Thursday, May 16, 2024

My Current Soundtrack?

I wanted to listen to some music that I really felt deeply today. However the songs that have been lifeboats to me the past couple years, I still like them, but when I try to listen, they aren't resonating the same with me these days.

I need a new soundtrack.

I am in a new place. 

I started searching today. The search hopped around.  Then the search landed on Trevor Hall.

Trevor Hall - mindful breathing (feat. Thich Nhat Hanh) [Official Lyric Video]

This song led me to tears

I don't really know why.

But I see myself 25 years ago, I am working in the opening year of an inner city charter elementary school, and the only time I had to myself during the day was around 10 AM when I'd take my lunch into a large upstairs storage room of sorts.  And I would say to myself:

"Breathing in (and I breathed in) I calm body and mind

Breathing out (and I breathed out) I smile

Living in the present moment (I breathed in)

This is the only moment (I breathed out)" 

-Thich Nhat Hanh

I took these 2 breaths of stillness.

Those breaths didn't feel still. 

But I reached for what Thich Nhat Hanh was trying to teach me.

And I can see how those 2 breaths were seeds. 

And those 2 breaths are sprouting still.

**********************************

 And this is a refreshing perspective on Mother's Day nudged to me by Timothy Frantzich and now quoted by Wikipedia -

The "Appeal to womanhood throughout the world"[1] (later known as "Mothers' Day Proclamation") by Julia Ward Howe was an appeal for women to unite for peace in the world. Written in 1870, Howe's "Appeal to womanhood" was a pacifist reaction to the carnage of the American Civil War and the Franco-Prussian War. The appeal was tied to Howe's feminist conviction that women had a responsibility to shape their societies at the political level. 

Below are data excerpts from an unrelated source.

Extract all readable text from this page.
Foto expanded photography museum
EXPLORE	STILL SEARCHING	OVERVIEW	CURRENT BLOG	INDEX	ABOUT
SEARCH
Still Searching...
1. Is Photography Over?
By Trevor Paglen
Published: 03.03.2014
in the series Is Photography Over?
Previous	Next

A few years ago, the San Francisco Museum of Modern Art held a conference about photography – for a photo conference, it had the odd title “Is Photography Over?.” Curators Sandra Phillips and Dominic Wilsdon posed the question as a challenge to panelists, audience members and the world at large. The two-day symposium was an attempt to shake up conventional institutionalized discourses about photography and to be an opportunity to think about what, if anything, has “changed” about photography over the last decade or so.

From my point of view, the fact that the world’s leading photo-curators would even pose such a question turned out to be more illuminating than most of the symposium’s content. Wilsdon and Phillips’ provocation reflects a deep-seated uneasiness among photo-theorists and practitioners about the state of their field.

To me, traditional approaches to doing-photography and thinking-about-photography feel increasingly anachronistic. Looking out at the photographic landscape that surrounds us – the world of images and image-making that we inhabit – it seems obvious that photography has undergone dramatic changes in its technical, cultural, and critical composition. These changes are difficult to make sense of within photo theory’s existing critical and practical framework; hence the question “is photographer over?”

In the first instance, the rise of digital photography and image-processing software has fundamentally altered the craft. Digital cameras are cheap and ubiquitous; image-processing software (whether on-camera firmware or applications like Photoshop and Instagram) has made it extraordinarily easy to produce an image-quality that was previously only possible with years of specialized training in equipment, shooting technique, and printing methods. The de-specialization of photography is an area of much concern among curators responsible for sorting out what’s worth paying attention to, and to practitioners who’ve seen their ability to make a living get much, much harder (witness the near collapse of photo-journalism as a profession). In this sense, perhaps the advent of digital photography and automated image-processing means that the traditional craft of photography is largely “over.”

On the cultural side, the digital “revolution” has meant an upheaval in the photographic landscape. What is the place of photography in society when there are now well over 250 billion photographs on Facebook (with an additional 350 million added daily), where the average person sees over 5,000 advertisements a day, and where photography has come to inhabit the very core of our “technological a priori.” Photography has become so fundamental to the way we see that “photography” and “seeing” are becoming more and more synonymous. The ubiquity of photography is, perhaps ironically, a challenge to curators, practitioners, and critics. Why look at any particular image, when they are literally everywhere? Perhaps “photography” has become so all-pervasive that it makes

 https://en.wikipedia.org/wiki/Mother%27s_Day_Proclamation 

 

"Our husbands shall not come to us, reeking with carnage, for caresses and applause. Our sons shall not be taken from us to unlearn all that we have been able to teach them of charity, mercy and patience. We, women of one country, will be too tender of those of another country, to allow our sons to be trained to injure theirs."